Image, text, and audiovisual material relating to the Civil Rights Movement and Black Power experience in California during the 1950s, '60s, and '70s. Content includes words from Malcolm X, the Black Panther Party, and state legislation regarding civil rights.
The California Polytechnic State University Special Collections and Archives collection contains audiovisual material (moving images and audio) from the 1930s to the 1970s. The majority of the collection consists of nonfiction films including home movies and amateur filming documenting agricultural life.
The California State University, Fullerton, Paulina June and George Pollak Library collection contains audiovisual material (moving images, audio) and texts from the 1960s to the early 1990s. The majority of the collection consists of interviews and guest speakers held on campus and nearby. Subjects and topics include Chicano movement, Cesar Chavez, Angela Davis, student protests, and more.
The California State University, Sacramento collection consists of audiovisual materials (moving images, audio) from the late 1950s through the early 2000s. The majority of the collection consists of oral history interviews and lectures, and include subjects and topics such as feminism, racism, gang culture, civil rights, Japanese internment and more.
The Center for the Study of Political Graphics collection contains print materials from the 1960s through the present. The majority of the collection consists of political posters that record the Chicanx/Latinx perspective of national and international events. Subjects and topics include social change, protest, United Farm Workers, healthcare, civil rights, and more. Creators featured in the collection include some of the best known Chicano artists such as Rupert Garcia (Oakland), Barbara Carrasco (Los Angeles), Malaquias Montoya (Davis) and Ester Hernandez (San Francisco); important art collectives such as the Royal Chicano Air Force (Sacramento), Self Help Graphics (Los Angeles), Mechicano Art Center (Los Angeles), Mexica Movement (Los Angeles) and Mission Cultural Center (San Francisco). The collection also includes younger and emerging artists such as Jesus Barraza, Melanie Cervantes, and Julio Salgado.
The Department of African American Studies, University of California, Berkeley collection contains audiovisual materials (moving images, audio) from the 1970s and 1980s. The majority of the collection consists of lectures given at the Berkeley campus and other Bay Area locations, and include subjects and topics such as James Baldwin, Angela Davis, St. Clair Drake, African American studies and more.

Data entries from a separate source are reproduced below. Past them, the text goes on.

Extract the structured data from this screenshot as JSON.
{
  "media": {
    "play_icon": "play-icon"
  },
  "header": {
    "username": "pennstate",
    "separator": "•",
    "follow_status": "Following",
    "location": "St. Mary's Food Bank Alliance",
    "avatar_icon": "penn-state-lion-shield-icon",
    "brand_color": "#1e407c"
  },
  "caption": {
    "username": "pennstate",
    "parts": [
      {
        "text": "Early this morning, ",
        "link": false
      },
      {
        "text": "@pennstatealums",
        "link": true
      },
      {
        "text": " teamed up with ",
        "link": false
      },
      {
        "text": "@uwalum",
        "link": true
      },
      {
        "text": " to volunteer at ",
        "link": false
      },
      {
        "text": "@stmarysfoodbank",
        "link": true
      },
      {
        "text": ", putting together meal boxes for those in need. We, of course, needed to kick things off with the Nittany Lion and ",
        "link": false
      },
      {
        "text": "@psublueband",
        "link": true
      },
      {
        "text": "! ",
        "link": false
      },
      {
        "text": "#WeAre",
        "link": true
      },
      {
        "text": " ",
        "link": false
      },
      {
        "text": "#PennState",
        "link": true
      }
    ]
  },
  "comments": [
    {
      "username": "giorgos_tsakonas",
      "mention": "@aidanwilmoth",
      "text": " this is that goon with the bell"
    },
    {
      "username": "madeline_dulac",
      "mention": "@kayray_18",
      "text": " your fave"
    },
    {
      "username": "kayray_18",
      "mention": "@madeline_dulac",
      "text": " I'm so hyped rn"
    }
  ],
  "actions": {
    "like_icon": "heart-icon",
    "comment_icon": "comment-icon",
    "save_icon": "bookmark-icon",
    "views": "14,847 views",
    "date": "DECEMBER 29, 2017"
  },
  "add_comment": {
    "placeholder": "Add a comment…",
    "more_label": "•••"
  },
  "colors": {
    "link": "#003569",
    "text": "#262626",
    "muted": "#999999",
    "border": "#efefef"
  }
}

The East Bay Media Center collection contains audiovisual materials (moving images) from the 1970s. The collection includes subjects and topics such as Bobby Seale, the Black Panther Party, incarceration, poetry and more.
The Ethnic Studies Library, University of California, Berkeley collection contains audiovisual material (moving images and audio) from the 1960s to the 1980s. These recordings include a selection of the H.K. Yuen collection which features multimedia materials on a wide range of historic themes and events set in Berkeley and the San Francisco Bay Area during the 1960’s and 1970’s. Other highlights include episodes from a bilingual Chinese and English TV-series co-produced by the Chinese Media Committee of Chinese for Affirmative Action and KPIX-TV Westinghouse and recordings from local stations KQED and KPFA.
The Media Resources Center at the University of California, Berekely consists of moving images from the 1910s to the 1990s. The video recordings in this collection cover a wide range of topics and include interviews and events featuring members of the Black Panther Party, Malcolm X, and Angela Davis. The collection also includes a few short documentaries on housing and architecture in California and the social movements of the 1960s.
The Oakland Public Library, Oakland History Room collection contains audiovisual material (moving images, audio) from the 1940s to the 2000s. The majority of the collection consists of oral history recordings. Highlights include a lecture by James Baldwin, as well as speeches by and interviews of Kathleen Cleaver, Bobby Seale, Huey Newton, H. Rap Brown, Stokely Carmichael, and George Jackson.